Nearly 3 million Americans suffer from epilepsy. In one third of these patients available antiepileptic drugs or invasive surgical procedures are not effective. With an increased understanding of the molecular, electrophysiological and genetic bases of the epilepsies, hope for a cure emerges. Understanding the fundamental basis of epilepsies, especially those that occur in children, and using this information to develop novel treatments is the mission of our laboratory.
Research in the BarabanLab is based on a multi-disciplinary strategy. Techniques include the use of in vitro brain slices for electrophysiological recording of membrane properties and synaptic function (using visualized patch-clamp and optogenetics methods); molecular analysis of gene expression using in situ hybridization, qPCR and micro-array; immunohistochemical and morphological studies of neuronal structure and protein expression; pharmacological analysis including high-throughput drug screening in zebrafish; and progenitor-based cell therapies.
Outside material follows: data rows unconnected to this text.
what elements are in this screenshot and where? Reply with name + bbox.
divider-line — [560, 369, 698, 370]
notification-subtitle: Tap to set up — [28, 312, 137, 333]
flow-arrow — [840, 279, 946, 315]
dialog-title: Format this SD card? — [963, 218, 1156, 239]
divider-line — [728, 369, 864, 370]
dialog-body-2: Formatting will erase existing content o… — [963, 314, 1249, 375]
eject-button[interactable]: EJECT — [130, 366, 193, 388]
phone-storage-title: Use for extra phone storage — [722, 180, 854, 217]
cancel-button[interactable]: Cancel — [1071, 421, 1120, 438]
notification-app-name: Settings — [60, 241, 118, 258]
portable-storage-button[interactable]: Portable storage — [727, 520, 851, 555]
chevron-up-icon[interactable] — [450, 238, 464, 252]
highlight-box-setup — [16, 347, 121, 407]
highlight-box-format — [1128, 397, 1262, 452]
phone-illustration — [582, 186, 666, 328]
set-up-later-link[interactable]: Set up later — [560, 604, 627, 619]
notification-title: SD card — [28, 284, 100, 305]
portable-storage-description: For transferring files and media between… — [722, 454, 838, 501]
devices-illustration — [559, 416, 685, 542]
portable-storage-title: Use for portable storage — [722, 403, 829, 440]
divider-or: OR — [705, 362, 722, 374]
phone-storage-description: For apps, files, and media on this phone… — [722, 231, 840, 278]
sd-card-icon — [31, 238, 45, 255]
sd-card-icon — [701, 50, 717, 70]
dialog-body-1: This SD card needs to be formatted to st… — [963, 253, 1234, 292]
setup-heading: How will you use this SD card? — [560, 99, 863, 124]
With recent advances in our understanding of the genetic basis for many epilepsies, hope for curative treatments and effective prevention has increased. Unfortunately, this information has not resulted in significant clinical advances and where new drugs have emerged, the average cost of research and development for each new drug is estimated at greater than $800 million. To approach this challenge from a different direction, we leverage the distinct advantages offered by a simple vertebrate - zebrafish (Danio rerio) - as a template for a genetically tractable epilepsy model compatible with rapid, cost-effective and high-throughput drug screening. Our work with zebrafish began over 10 years ago with the first adaption of acquired seizure protocols (PTZ, pilocarpine, heat, etc.) and has progressed to include stable mutant lines generated with state-of-the-art gene editing technologies. As a form of "personalized medicine" these mutants mimic known gene mutations seen in children with catastrophic forms of epilepsy.
Transplantation of neuronal precursors into the CNS offers great promise for the treatment of neurological disease. Reports of neural progenitor cells with the ability to disperse and differentiate into neurons following transplantation have further raised expectations that defective brain circuits can be repaired. Using transplanted progenitors from the embryonic medial ganglionic eminence (or MGE) we are exploring the possibility that these cells will influence synaptic function in the host brain and reduce seizures. Our work takes advantage of the unique ability of MGE progenitor cells to migrate and functionally integrate as inhibitory GABAergic interneurons following transplantation. Toward the development of a "stem cell therapy" we are transplanting MGE cells into epileptic mice to directly explore the therapeutic potential of these cells in intractable forms of epilepsy.